Pocket, $7.99, ISBN 978-1-4516-4240-7
Historical Romance, 2011
To Wed a Wild Lord is the fourth book in Sabrina Jeffries’s The Hellions of Halstead Hall, and I’m not even going to touch on the tortuous back story involved dead parents, children with abandonment issues, and one of the most harebrained matchmaking schemes to ever grace a romance series. Let’s just say that our hero Gabriel Sharpe has issues stemming from the apparent murder-suicide of his parents (it seemed like his mother killed her unfaithful husband and then offed herself subsequently). He and his siblings all have various issues that will, naturally, be put to peace when they fall in love. Complicating matters is an aunt who forces them to marry or be collectively cut off from her will. Of course, these siblings are all marrying for the other siblings’ sake, each convinced that they will never marry for all kinds of familiar reasons.
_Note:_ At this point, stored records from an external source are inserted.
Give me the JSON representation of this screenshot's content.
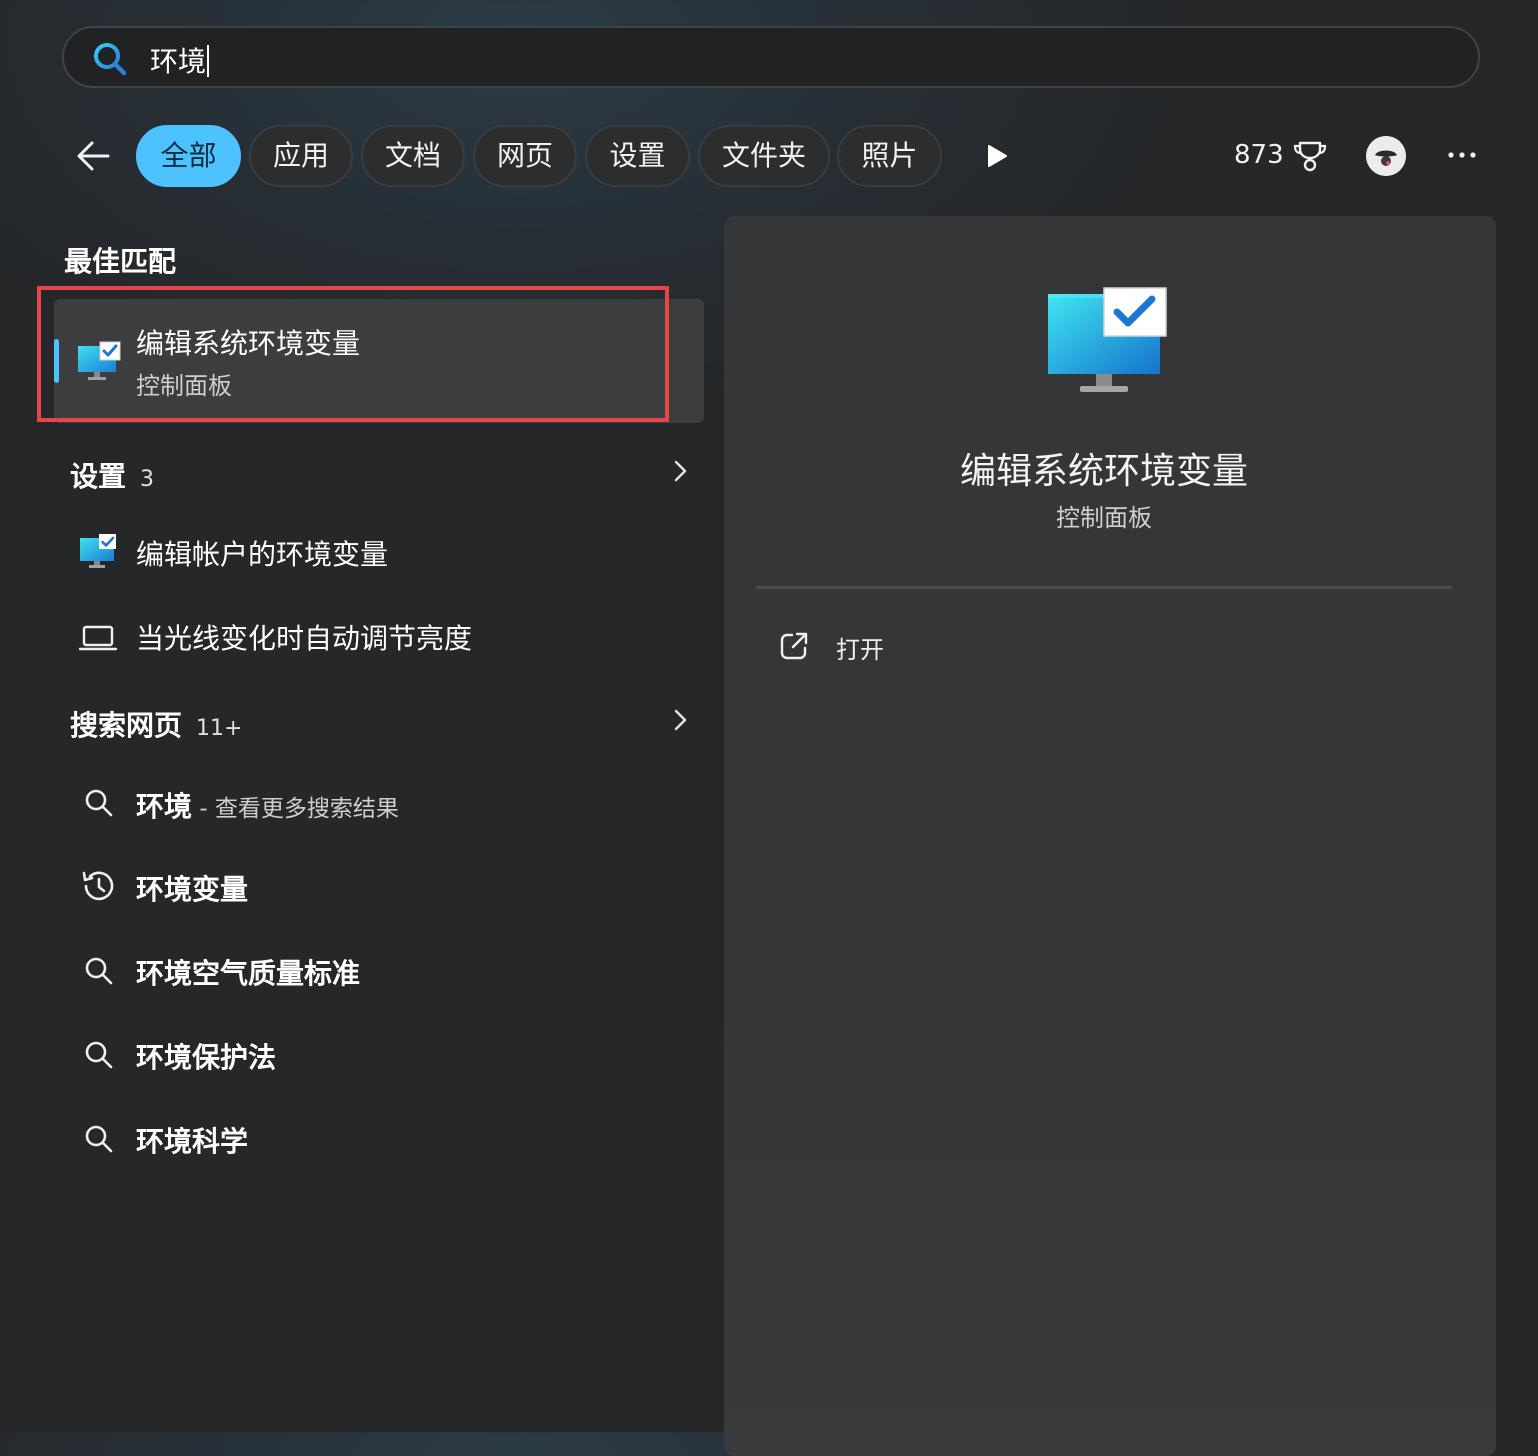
{
  "search": {
    "query": "环境"
  },
  "filters": [
    "全部",
    "应用",
    "文档",
    "网页",
    "设置",
    "文件夹",
    "照片"
  ],
  "header": {
    "points": "873"
  },
  "best_match": {
    "section_title": "最佳匹配",
    "title": "编辑系统环境变量",
    "subtitle": "控制面板"
  },
  "settings_section": {
    "title": "设置",
    "count": "3",
    "items": [
      {
        "label": "编辑帐户的环境变量",
        "icon": "control-panel-icon"
      },
      {
        "label": "当光线变化时自动调节亮度",
        "icon": "laptop-icon"
      }
    ]
  },
  "web_section": {
    "title": "搜索网页",
    "count": "11+",
    "items": [
      {
        "label": "环境",
        "suffix": " - 查看更多搜索结果",
        "icon": "search-icon"
      },
      {
        "label": "环境变量",
        "icon": "history-icon"
      },
      {
        "label": "环境空气质量标准",
        "icon": "search-icon"
      },
      {
        "label": "环境保护法",
        "icon": "search-icon"
      },
      {
        "label": "环境科学",
        "icon": "search-icon"
      }
    ]
  },
  "preview": {
    "title": "编辑系统环境变量",
    "subtitle": "控制面板",
    "action_label": "打开"
  },
  "colors": {
    "accent": "#4cc2ff",
    "highlight": "#e84549"
  }
}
In this story, Gabe decides to woo and marry Virginia Waverly. It’s a good plan. Her brother died while racing Gabe on a particularly dangerous route, and she blames him for her death ever since. No, there is no reason why she shouldn’t be jumping at joy at the idea of him marrying her so that he can get his inheritance! Virginia displays an intellect that rivals Gabe’s. Her sole purpose in life, not that her brother is rotting away in the ground, is to devote her life caring for her grandfather until he dies. You can’t accuse her of having no ambition in life, though. Virginia knows that marriage is the worst fate ever for a woman, so she’s going to be governess or a lady’s companion after that old man joins her brother in becoming worm food. And what better way to ensure that her reputation is so blackened that nobody will even hire her in the future by challenging Gabe to a race of her own at every turn? By beating him – and, naturally, she knows that she will beat him because she and her girlfriend trotted their horses once upon a time on some lane – she will finally humiliate him and avenge her dead brother!
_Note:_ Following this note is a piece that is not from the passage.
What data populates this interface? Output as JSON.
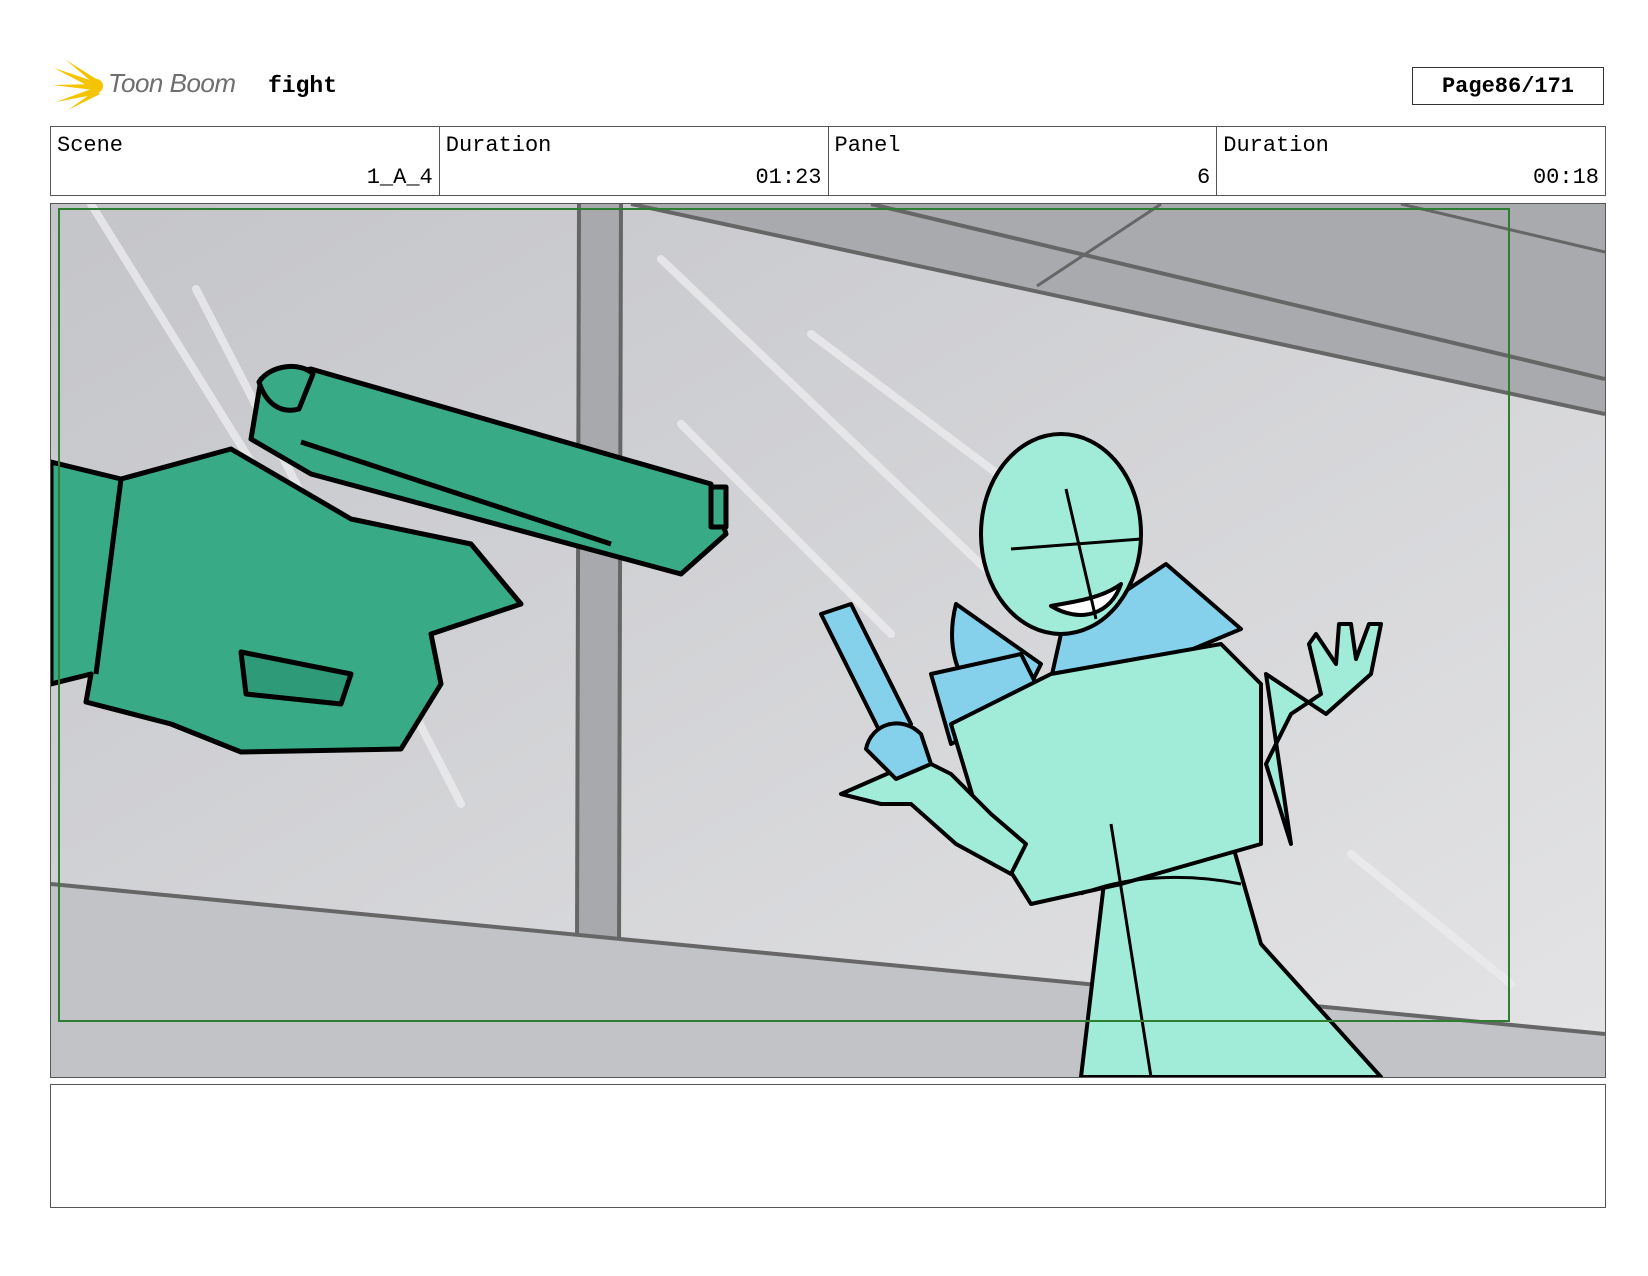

I think it goes without saying that the first 150 or so pages of this book will either amuse the reader or drive her up the wall. I mean, just look at the synopsis! It is as if the author had gotten completely plastered before randomly pulling out clichés from a bag to paste onto the pages of a book. Early in the story, both characters go beyond the call of duty to become unlikable types of tired old clichés.
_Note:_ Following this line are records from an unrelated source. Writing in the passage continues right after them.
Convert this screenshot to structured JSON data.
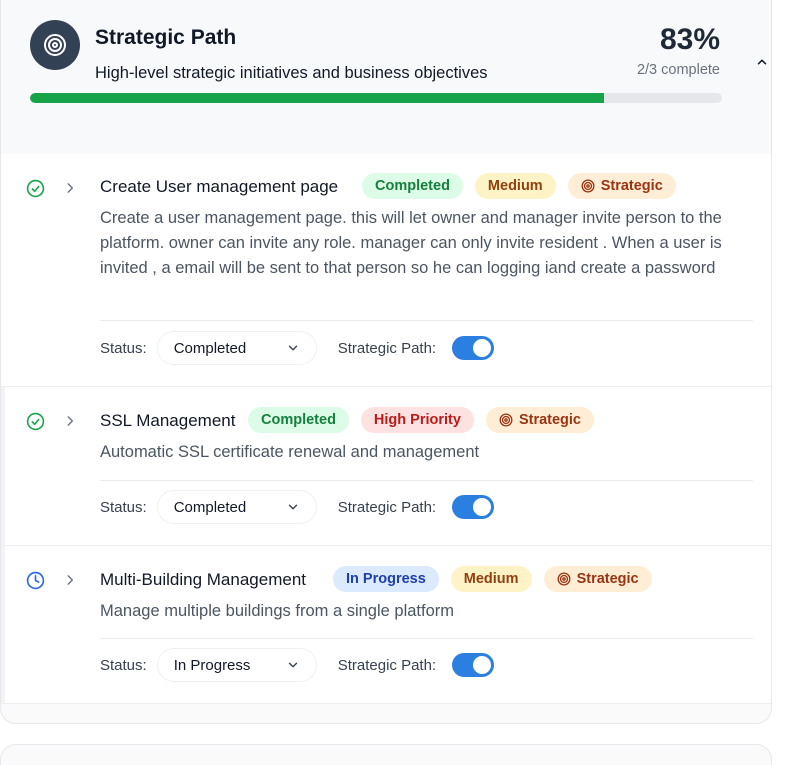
{
  "header": {
    "title": "Strategic Path",
    "subtitle": "High-level strategic initiatives and business objectives",
    "percent": "83%",
    "progress_text": "2/3 complete",
    "progress_fraction": 0.83,
    "icon": "target-icon",
    "collapse_icon": "chevron-up-icon"
  },
  "labels": {
    "status": "Status:",
    "strategic_path": "Strategic Path:"
  },
  "items": [
    {
      "title": "Create User management page",
      "status_icon": "check-circle-icon",
      "badges": {
        "status": "Completed",
        "priority": "Medium",
        "strategic": "Strategic"
      },
      "description": "Create a user management page. this will let owner and manager invite person to the platform. owner can invite any role. manager can only invite resident . When a user is invited , a email will be sent to that person so he can logging iand create a password",
      "status_value": "Completed",
      "strategic_path_on": true
    },
    {
      "title": "SSL Management",
      "status_icon": "check-circle-icon",
      "badges": {
        "status": "Completed",
        "priority": "High Priority",
        "strategic": "Strategic"
      },
      "description": "Automatic SSL certificate renewal and management",
      "status_value": "Completed",
      "strategic_path_on": true
    },
    {
      "title": "Multi-Building Management",
      "status_icon": "clock-icon",
      "badges": {
        "status": "In Progress",
        "priority": "Medium",
        "strategic": "Strategic"
      },
      "description": "Manage multiple buildings from a single platform",
      "status_value": "In Progress",
      "strategic_path_on": true
    }
  ],
  "colors": {
    "progress": "#16a34a",
    "toggle_on": "#2b7fe0",
    "completed_icon": "#16a34a",
    "in_progress_icon": "#2563eb"
  }
}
Gabe is a familiar emo dude pretending to be a rake. He even has a nickname – the Angel of Death. The rationale behind the nickname is that Gabe defies death despite doing all kinds of drunken reckless things. Shouldn’t the Angel of Death be given to someone who brings death or someone who is constantly surrounded by death – Lord Vere from Loretta Chase’s The Last Hellion, for example? But I guess “Reckless Emo Fool” doesn’t have that nice ring to it. And then there is Virginia. Oh god, it is as if she was created solely to drive me out of my mind. She displays the intelligence of a crushed gnat, and she is very shrill too when it comes to demonstrating her state of utter brainlessness. Additionally, she is a judgmental hypocrite who has no problems enjoying the hero’s amorous attention even as she castigates him for it. It is later revealed that she doesn’t know the full details behind her brother’s death, so let’s raise a glass to stupidly reckless heroines out there before we take up our guns and hunt those wretched imbeciles down.
But here’s the thing: sometime later in the story, the heroine undergoes a personality change. Normally, this is not a good thing, but in this case, Virginia morphs from a shrewish stupid hag into a psychologist-in-training determined to offer succor to our wounded hero with her PhD’ed hoochie. I’d take a horny Barbara De Angelis to a shrieking dingbat anytime. Here, the story takes a more familiar turn – like many of this author’s efforts, the story becomes another tale of a woman doing her best to get to the hero that she understands his inner demons and she’s willing to help him heal, if he’d let her. While there are moments when this part of the story feels too much like a psychologist’s session, there are some scenes that work at tugging my heart. Also, I like that the heroine is determined to get to the hero and make their relationship work instead of running away like most heroines tend to do. Gabe also becomes a far more well-rounded character as the story progresses. The romance has a pretty decent emotional core underneath all the psychology masterclasses.
Ultimately, this is a very uneven story with a really flawed premise. Sabrina Jeffries seems to be suffering from the same condition that plagues Jayne Ann Krentz and Nora Roberts: that the author has written many books and there is a noticeable pattern, or formula, to her story lines and characters. This book has its charms, but there is much about it that doesn’t work, and when it does work, it doesn’t measure up to the author’s past efforts that contain similar plot elements and characters.